A cocktail of Marketing & Money
There’s no denial: GPT-3 is the promise of a bright future for language models. But is it really worth all the media hype it has received? Yes and no. As explained before, the machine doesn’t contain a human language representation and is even far from it. Furthermore, training it to its completion would require a huge amount of money and months. But it is still the largest language model ever trained and may be for a while. This fact combined with a good marketing strategy has enabled the model to be all around the news since its release. And every day more is written about it.
So… what’s next?
“Well, as we say, there’s no data like more data and no parameters like more parameters”

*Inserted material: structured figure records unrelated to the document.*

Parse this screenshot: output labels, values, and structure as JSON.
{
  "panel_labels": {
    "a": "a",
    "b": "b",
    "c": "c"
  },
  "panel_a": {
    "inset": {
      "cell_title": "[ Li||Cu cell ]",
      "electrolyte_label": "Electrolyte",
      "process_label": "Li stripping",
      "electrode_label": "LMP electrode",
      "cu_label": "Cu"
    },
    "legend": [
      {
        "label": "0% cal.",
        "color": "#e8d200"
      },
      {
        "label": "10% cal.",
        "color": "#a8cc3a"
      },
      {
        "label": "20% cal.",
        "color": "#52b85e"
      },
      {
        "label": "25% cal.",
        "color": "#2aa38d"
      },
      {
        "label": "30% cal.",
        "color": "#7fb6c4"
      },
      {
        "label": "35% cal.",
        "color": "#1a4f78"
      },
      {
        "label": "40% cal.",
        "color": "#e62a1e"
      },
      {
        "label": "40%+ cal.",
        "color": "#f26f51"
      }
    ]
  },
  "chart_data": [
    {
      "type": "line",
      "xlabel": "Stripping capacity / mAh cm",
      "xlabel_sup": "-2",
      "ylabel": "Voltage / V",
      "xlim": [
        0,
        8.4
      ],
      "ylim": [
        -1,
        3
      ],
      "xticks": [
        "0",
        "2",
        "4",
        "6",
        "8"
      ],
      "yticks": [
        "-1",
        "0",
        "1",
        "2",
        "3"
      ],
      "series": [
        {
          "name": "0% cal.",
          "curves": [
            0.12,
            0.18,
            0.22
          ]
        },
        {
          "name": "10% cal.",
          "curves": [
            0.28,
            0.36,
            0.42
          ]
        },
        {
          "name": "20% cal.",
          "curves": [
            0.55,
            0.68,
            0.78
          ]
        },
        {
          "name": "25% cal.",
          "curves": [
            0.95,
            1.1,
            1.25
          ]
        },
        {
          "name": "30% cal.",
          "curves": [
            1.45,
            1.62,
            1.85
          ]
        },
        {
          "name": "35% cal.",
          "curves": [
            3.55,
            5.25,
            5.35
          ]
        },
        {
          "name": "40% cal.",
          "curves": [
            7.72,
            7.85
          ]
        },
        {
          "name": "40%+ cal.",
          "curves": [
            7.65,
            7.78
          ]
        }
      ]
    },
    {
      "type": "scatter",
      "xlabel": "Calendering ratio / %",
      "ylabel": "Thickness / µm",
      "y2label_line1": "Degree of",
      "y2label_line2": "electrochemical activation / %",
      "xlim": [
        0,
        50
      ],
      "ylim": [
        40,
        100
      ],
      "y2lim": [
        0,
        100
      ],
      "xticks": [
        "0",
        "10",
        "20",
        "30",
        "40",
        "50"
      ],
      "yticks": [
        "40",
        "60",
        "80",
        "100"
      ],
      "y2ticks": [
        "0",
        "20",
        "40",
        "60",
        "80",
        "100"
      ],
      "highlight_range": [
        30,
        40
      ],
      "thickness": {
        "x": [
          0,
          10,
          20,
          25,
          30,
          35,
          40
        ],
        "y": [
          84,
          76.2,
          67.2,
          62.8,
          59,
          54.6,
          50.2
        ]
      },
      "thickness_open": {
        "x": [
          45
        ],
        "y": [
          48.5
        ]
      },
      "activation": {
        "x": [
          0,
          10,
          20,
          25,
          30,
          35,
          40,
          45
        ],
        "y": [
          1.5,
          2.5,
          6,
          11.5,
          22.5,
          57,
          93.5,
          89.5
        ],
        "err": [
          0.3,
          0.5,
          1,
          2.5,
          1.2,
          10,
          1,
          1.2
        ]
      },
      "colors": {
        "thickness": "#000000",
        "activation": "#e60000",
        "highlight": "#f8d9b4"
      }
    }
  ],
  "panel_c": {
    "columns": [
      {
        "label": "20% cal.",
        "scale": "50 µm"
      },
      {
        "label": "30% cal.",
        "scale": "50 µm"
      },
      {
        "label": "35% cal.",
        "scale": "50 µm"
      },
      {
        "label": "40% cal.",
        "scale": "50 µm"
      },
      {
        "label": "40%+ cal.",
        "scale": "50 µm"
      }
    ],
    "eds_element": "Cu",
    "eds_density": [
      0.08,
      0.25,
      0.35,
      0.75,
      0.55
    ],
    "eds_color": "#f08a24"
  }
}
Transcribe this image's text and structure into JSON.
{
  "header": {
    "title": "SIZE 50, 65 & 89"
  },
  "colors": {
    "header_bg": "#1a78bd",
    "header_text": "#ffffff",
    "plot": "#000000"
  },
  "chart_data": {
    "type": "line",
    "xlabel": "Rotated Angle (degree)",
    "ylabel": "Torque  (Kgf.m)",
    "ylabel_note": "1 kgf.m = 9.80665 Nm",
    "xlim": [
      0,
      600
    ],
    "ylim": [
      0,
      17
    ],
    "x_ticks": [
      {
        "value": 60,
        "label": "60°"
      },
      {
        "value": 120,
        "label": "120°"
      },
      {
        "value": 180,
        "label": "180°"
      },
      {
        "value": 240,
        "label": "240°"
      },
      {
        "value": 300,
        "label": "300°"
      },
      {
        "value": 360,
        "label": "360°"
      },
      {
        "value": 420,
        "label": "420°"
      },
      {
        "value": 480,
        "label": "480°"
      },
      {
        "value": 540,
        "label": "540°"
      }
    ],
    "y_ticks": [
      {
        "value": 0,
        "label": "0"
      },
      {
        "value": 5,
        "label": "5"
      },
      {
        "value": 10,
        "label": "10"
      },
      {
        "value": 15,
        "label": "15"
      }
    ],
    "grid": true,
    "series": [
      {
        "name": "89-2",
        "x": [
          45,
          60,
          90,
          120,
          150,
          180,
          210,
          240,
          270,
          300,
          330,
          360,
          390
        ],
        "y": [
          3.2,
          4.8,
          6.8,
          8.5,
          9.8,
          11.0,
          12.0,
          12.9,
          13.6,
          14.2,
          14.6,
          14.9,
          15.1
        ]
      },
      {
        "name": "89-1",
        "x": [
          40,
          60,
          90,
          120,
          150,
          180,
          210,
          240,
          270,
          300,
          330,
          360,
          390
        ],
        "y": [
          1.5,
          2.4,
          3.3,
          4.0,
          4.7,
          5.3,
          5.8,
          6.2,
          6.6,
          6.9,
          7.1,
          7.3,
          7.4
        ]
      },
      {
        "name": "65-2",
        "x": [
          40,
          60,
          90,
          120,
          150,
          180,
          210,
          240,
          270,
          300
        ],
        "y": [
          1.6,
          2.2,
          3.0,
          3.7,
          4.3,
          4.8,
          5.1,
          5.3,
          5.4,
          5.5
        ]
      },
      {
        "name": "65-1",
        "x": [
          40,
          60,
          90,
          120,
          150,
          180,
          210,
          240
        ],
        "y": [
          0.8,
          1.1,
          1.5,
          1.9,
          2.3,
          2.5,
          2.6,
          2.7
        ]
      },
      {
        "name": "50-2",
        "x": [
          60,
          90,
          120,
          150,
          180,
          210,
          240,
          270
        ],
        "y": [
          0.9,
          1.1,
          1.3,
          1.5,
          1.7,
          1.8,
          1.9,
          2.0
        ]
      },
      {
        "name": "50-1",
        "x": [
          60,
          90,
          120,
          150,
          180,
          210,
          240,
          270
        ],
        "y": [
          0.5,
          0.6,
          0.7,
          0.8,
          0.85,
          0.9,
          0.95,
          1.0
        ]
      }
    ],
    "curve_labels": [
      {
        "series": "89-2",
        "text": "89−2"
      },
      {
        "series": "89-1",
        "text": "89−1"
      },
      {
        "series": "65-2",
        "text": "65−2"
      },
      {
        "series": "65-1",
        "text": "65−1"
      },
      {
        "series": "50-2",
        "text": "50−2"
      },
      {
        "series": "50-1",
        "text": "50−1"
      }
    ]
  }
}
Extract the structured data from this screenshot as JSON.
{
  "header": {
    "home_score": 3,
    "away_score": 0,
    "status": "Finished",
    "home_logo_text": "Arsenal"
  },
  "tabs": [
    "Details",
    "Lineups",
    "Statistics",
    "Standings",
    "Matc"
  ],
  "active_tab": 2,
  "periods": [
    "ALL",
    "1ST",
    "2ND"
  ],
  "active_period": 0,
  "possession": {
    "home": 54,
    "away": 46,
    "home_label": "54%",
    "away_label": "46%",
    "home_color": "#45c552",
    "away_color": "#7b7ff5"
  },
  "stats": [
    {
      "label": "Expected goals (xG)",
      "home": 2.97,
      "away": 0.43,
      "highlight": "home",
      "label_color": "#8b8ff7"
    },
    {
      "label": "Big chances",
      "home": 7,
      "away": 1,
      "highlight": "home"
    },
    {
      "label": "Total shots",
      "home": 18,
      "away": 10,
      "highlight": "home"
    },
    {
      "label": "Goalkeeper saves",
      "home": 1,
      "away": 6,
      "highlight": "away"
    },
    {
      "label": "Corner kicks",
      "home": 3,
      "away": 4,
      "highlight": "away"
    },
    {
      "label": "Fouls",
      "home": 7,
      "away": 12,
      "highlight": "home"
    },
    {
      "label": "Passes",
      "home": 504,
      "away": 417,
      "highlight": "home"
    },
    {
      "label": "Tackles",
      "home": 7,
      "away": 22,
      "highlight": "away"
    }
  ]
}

For sure, the Internet provides a huge amount of data for such training. But the point of language models is not to only represent one language, which is complicated with the omnipresence of English for online data. So, how could we train them with languages that have poor resources? OCR may be a key to historical manuscripts and printed documents. But there’s another key. “We speak more than we write. So why not use speech recognition in order to train the language models? And why not use the speech signal directly?”, suggests Paola Merlo. “That would be a game changer”, Martin Volk confirms.” I really hope that I will be there for GPT-15. The coming years are exciting for automatic language processing and understanding.”